- Thyssenkrupp's new CEO said Monday that splitting up the engineering company was the only way to give shareholders the best value for money.
- The split is expected to complete in the next 12 to 18 months.
- Guido Kerkhoff has been confirmed as the permanent CEO of the German industrial giant.
Thyssenkrupp CEO Guido Kerkhoff said Monday that splitting up the engineering company was the only way to give shareholders the best value for money.
"We have clearly analyzed all options that are on the table and, for us, the highest value-accretion for our shareholders was clearly this way of splitting the company," the chief executive told CNBC's "Squawk Box Europe." "If you really look into valuation, the multiples we get as a group, they are largely still steel and materials-driven."
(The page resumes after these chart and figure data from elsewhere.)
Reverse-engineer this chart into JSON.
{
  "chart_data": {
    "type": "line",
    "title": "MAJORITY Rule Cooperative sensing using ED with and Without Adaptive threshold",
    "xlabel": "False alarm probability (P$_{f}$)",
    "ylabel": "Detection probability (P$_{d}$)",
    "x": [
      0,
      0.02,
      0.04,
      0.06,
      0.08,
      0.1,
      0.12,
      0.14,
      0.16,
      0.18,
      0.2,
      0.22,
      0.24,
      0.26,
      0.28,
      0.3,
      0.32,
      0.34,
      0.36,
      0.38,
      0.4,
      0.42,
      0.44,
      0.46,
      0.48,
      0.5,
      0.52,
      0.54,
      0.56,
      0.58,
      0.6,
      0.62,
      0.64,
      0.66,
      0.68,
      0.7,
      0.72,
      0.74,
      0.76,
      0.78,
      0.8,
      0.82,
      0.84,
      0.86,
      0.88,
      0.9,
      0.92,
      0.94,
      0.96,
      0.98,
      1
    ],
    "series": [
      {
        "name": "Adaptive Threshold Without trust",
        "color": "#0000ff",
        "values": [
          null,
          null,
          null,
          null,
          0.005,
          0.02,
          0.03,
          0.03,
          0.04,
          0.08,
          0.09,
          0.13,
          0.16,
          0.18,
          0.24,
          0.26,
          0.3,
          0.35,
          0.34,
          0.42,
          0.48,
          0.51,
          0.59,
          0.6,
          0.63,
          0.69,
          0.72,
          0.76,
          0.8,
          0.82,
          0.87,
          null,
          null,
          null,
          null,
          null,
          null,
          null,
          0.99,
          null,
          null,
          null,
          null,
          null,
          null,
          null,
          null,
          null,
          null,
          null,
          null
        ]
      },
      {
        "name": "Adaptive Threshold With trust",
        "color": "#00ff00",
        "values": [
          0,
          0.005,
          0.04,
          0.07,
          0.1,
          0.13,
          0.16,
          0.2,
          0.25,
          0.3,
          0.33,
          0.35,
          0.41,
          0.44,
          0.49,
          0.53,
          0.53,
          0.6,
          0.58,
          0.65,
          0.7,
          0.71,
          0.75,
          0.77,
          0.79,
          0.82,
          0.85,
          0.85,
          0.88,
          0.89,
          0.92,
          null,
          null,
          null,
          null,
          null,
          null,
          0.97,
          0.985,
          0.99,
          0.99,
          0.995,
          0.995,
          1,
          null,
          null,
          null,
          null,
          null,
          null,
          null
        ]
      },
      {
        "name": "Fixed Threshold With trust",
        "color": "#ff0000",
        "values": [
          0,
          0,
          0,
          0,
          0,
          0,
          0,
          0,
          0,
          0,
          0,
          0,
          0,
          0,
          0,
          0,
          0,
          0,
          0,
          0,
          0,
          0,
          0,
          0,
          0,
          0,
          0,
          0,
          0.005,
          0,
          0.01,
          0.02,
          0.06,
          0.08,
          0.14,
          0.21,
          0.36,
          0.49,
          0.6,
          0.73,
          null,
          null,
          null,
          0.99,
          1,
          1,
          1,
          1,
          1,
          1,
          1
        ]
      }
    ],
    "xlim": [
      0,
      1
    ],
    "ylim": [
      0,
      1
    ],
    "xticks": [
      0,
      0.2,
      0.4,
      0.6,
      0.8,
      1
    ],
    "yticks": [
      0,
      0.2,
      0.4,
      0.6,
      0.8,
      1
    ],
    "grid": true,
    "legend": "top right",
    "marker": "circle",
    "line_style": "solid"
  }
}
It emerged Thursday that Thyssenkrupp was planning to spin off its elevators, car parts and plant engineering divisions, following years of shareholder pressure. The proposal was approved by the firm's supervisory board on Sunday and Kerkhoff was appointed permanent CEO, having been interim chief executive since July, and Bernhard Pellens was named chairman.
On Monday, Kerkhoff told CNBC that he hoped Thyssenkrupp could now enjoy much higher valuations and better profitability.
Thyssenkrupp has been facing pressure from activist investors for years. Sweden's Cevian Capital, the group's second largest shareholder with an 18 percent stake, has long been calling on management to improve performance and boost shareholder returns.
Kerkhoff said that the management board found "unanimous support from all involved parties, including the unions" to split Thyssenkrupp. He added that their backing gave him a clear, strong mandate to realize the plans.
The new strategy comes after several attempts to simplify the business. Under previous CEO Heinrich Hiesinger, who quit in July, Thyssenkrupp slimmed down significantly. The group also entered into a joint venture with Tata Steel. Despite these efforts, the stock has continued to trade at a significant discount to peers.
The split is expected to complete in the next 12 to 18 months. Management is focusing on the major steps required to separate the corporate entities but Kerkhoff said he does not see any major hurdles as they will not need big approvals from anti-trust regulators.
Analysts appeared to welcome the move, but also acknowledged that execution risks remain.
"We think the split makes sense. But we also think that the split will not create value quickly," Christian Obst, analyst at Baader Helvea, said in a note published last week.
Shares rallied as much as 17 percent on the news, but have since pared back gains.
Elsewhere, Kerkhoff said he did not anticipate Thyssenkrupp to be significantly impacted by U.S. trade tariffs.